また、①第一種動物取扱業者のうち動物販売業者がその動物の販売に際して行う情報提供の規定を遵守していない、②第一種動物取扱業者がその動物取扱責任者に動物取扱責任者研修を受けさせていない、又は③犬猫等販売業者が幼齢の犬若しくは猫に係る販売等の制限に関する規定を遵守していないと都道府県知事から認定された場合には、それらの第一種動物取扱業者は、都道府県知事より、期限を定めて、必要な措置をとるべきことを勧告されることがあります(法第23条第2項)。

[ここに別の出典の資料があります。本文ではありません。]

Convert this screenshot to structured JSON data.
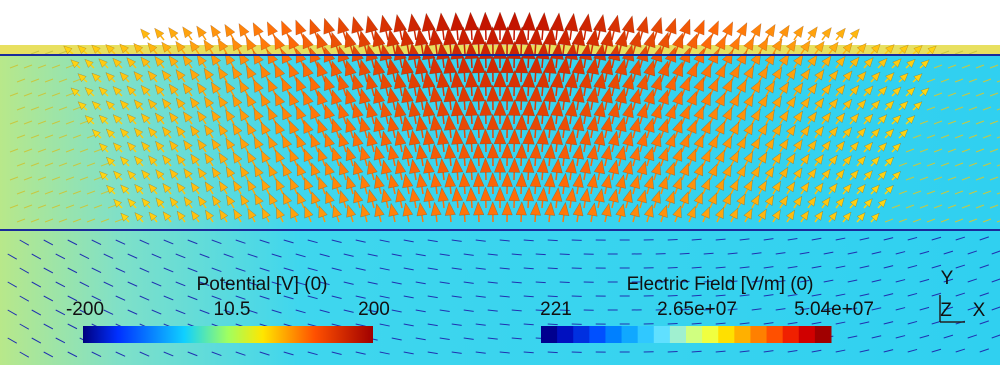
{
  "potential_legend": {
    "title": "Potential [V] (0)",
    "labels": [
      "-200",
      "10.5",
      "200"
    ]
  },
  "field_legend": {
    "title": "Electric Field [V/m] (0)",
    "labels": [
      "221",
      "2.65e+07",
      "5.04e+07"
    ]
  },
  "axes_triad": {
    "y": "Y",
    "z": "Z",
    "x": "X"
  }
}
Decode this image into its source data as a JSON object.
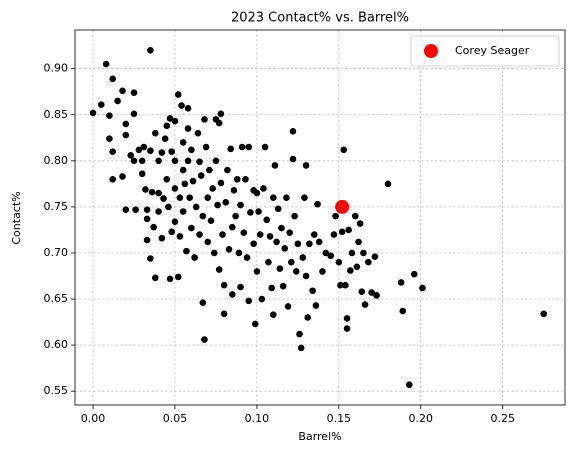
{
  "chart_data": {
    "type": "scatter",
    "title": "2023 Contact% vs. Barrel%",
    "x_label": "Barrel%",
    "y_label": "Contact%",
    "xlim": [
      -0.011,
      0.288
    ],
    "ylim": [
      0.535,
      0.942
    ],
    "xticks": [
      {
        "value": 0.0,
        "label": "0.00"
      },
      0.05,
      {
        "value": 0.1,
        "label": "0.10"
      },
      0.15,
      {
        "value": 0.2,
        "label": "0.20"
      },
      0.25
    ],
    "yticks": [
      0.55,
      {
        "value": 0.6,
        "label": "0.60"
      },
      0.65,
      {
        "value": 0.7,
        "label": "0.70"
      },
      0.75,
      {
        "value": 0.8,
        "label": "0.80"
      },
      0.85,
      {
        "value": 0.9,
        "label": "0.90"
      }
    ],
    "grid": true,
    "legend": "upper right",
    "series": [
      {
        "color": "#000000",
        "x": [
          0.0,
          0.005,
          0.008,
          0.01,
          0.012,
          0.01,
          0.012,
          0.012,
          0.015,
          0.018,
          0.018,
          0.02,
          0.02,
          0.02,
          0.023,
          0.025,
          0.025,
          0.025,
          0.026,
          0.028,
          0.03,
          0.03,
          0.031,
          0.032,
          0.033,
          0.033,
          0.033,
          0.035,
          0.035,
          0.035,
          0.036,
          0.037,
          0.038,
          0.038,
          0.04,
          0.04,
          0.04,
          0.042,
          0.042,
          0.043,
          0.044,
          0.045,
          0.045,
          0.046,
          0.047,
          0.047,
          0.048,
          0.048,
          0.05,
          0.05,
          0.05,
          0.05,
          0.052,
          0.052,
          0.053,
          0.053,
          0.054,
          0.055,
          0.055,
          0.055,
          0.056,
          0.057,
          0.058,
          0.058,
          0.058,
          0.059,
          0.06,
          0.06,
          0.061,
          0.062,
          0.063,
          0.064,
          0.065,
          0.065,
          0.066,
          0.067,
          0.067,
          0.068,
          0.068,
          0.069,
          0.07,
          0.07,
          0.071,
          0.072,
          0.073,
          0.074,
          0.075,
          0.075,
          0.076,
          0.077,
          0.077,
          0.078,
          0.078,
          0.079,
          0.08,
          0.08,
          0.081,
          0.082,
          0.083,
          0.084,
          0.085,
          0.085,
          0.086,
          0.087,
          0.088,
          0.089,
          0.09,
          0.09,
          0.091,
          0.092,
          0.093,
          0.094,
          0.095,
          0.095,
          0.096,
          0.098,
          0.098,
          0.099,
          0.1,
          0.1,
          0.101,
          0.102,
          0.103,
          0.104,
          0.105,
          0.106,
          0.107,
          0.108,
          0.109,
          0.11,
          0.11,
          0.111,
          0.112,
          0.113,
          0.114,
          0.115,
          0.116,
          0.117,
          0.118,
          0.119,
          0.12,
          0.121,
          0.122,
          0.122,
          0.123,
          0.124,
          0.125,
          0.126,
          0.127,
          0.128,
          0.129,
          0.13,
          0.13,
          0.131,
          0.132,
          0.134,
          0.135,
          0.136,
          0.137,
          0.138,
          0.14,
          0.142,
          0.145,
          0.147,
          0.148,
          0.15,
          0.151,
          0.152,
          0.153,
          0.154,
          0.155,
          0.155,
          0.156,
          0.157,
          0.158,
          0.16,
          0.161,
          0.162,
          0.163,
          0.164,
          0.165,
          0.166,
          0.168,
          0.17,
          0.172,
          0.173,
          0.18,
          0.188,
          0.189,
          0.193,
          0.196,
          0.201,
          0.275
        ],
        "values": [
          0.852,
          0.861,
          0.905,
          0.849,
          0.889,
          0.824,
          0.81,
          0.78,
          0.865,
          0.876,
          0.783,
          0.84,
          0.828,
          0.747,
          0.806,
          0.874,
          0.851,
          0.8,
          0.747,
          0.812,
          0.786,
          0.8,
          0.815,
          0.769,
          0.747,
          0.737,
          0.714,
          0.92,
          0.811,
          0.694,
          0.766,
          0.728,
          0.83,
          0.673,
          0.8,
          0.765,
          0.745,
          0.716,
          0.809,
          0.759,
          0.824,
          0.838,
          0.78,
          0.75,
          0.846,
          0.672,
          0.723,
          0.81,
          0.843,
          0.77,
          0.8,
          0.734,
          0.872,
          0.674,
          0.76,
          0.718,
          0.86,
          0.82,
          0.79,
          0.745,
          0.775,
          0.702,
          0.857,
          0.835,
          0.8,
          0.76,
          0.727,
          0.812,
          0.778,
          0.695,
          0.75,
          0.83,
          0.799,
          0.72,
          0.784,
          0.74,
          0.646,
          0.845,
          0.606,
          0.815,
          0.76,
          0.712,
          0.79,
          0.735,
          0.77,
          0.7,
          0.845,
          0.8,
          0.752,
          0.841,
          0.682,
          0.851,
          0.776,
          0.72,
          0.665,
          0.634,
          0.755,
          0.79,
          0.704,
          0.813,
          0.728,
          0.655,
          0.768,
          0.74,
          0.78,
          0.7,
          0.752,
          0.663,
          0.815,
          0.722,
          0.78,
          0.695,
          0.648,
          0.815,
          0.744,
          0.71,
          0.768,
          0.623,
          0.765,
          0.68,
          0.745,
          0.72,
          0.65,
          0.77,
          0.815,
          0.736,
          0.69,
          0.718,
          0.662,
          0.76,
          0.633,
          0.795,
          0.712,
          0.748,
          0.683,
          0.727,
          0.664,
          0.705,
          0.76,
          0.642,
          0.722,
          0.69,
          0.832,
          0.802,
          0.74,
          0.68,
          0.71,
          0.612,
          0.597,
          0.695,
          0.76,
          0.795,
          0.675,
          0.63,
          0.71,
          0.659,
          0.72,
          0.643,
          0.753,
          0.712,
          0.68,
          0.7,
          0.697,
          0.72,
          0.74,
          0.69,
          0.665,
          0.723,
          0.812,
          0.665,
          0.629,
          0.618,
          0.725,
          0.681,
          0.7,
          0.74,
          0.685,
          0.712,
          0.732,
          0.658,
          0.7,
          0.644,
          0.69,
          0.657,
          0.696,
          0.654,
          0.775,
          0.668,
          0.637,
          0.557,
          0.677,
          0.662,
          0.634
        ]
      },
      {
        "name": "Corey Seager",
        "color": "#ff0000",
        "x": [
          0.152
        ],
        "values": [
          0.75
        ]
      }
    ]
  }
}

動物取扱業者が都道府県知事の勧告に従わないときは、その旨が都道府県知事によって公表され、その勧告に係る措置をとるべきことが都道府県知事によって命令されます(法第23条第4項)。
廃業等の届出
第一種動物取扱業者が次のいずれかに該当することになったときは、所定の者は、その日から30日以内に都道府県知事に対して届出をしなければなりません(法第16項)。
類型 | 内容 | 届出者 |
---|---|---|
1 | 死亡 | 第一種動物取扱業者の相続人 |
2 | 合併による法人の消滅 | 消滅した法人の代表だった者 |
3 | 破産手続開始による法人の解散 | 破産管財人 |
4 | その他の理由による法人の消滅解散 | 清算人 |
5 | 第一種動物取扱業の廃業 | 第一種動物取扱業者であった者 |
第二種動物取扱業者がその事業を廃止するときは、第一種動物取扱業の廃止と同様に、その日から30日以内に都道府県知事に対して届出をしなければなりません(法第24条の4)。
終わりに
ここまで動物取扱業者の登録と届出について説明してきました。
動物取扱業者の登録と届出に関する都道府県のページを見ると動物取扱業者の登録と届出は簡単に思われることでしょう。しかしながら、動物取扱業者が取り扱う動物の管理の方法等については本当に細かい規定が基準省令において定められています。
動物取扱業の皆さんは、登録や届出の手続ばかりでなく、その業務マニュアルの作成についても行政書士のサポートを求めるとよいと思います。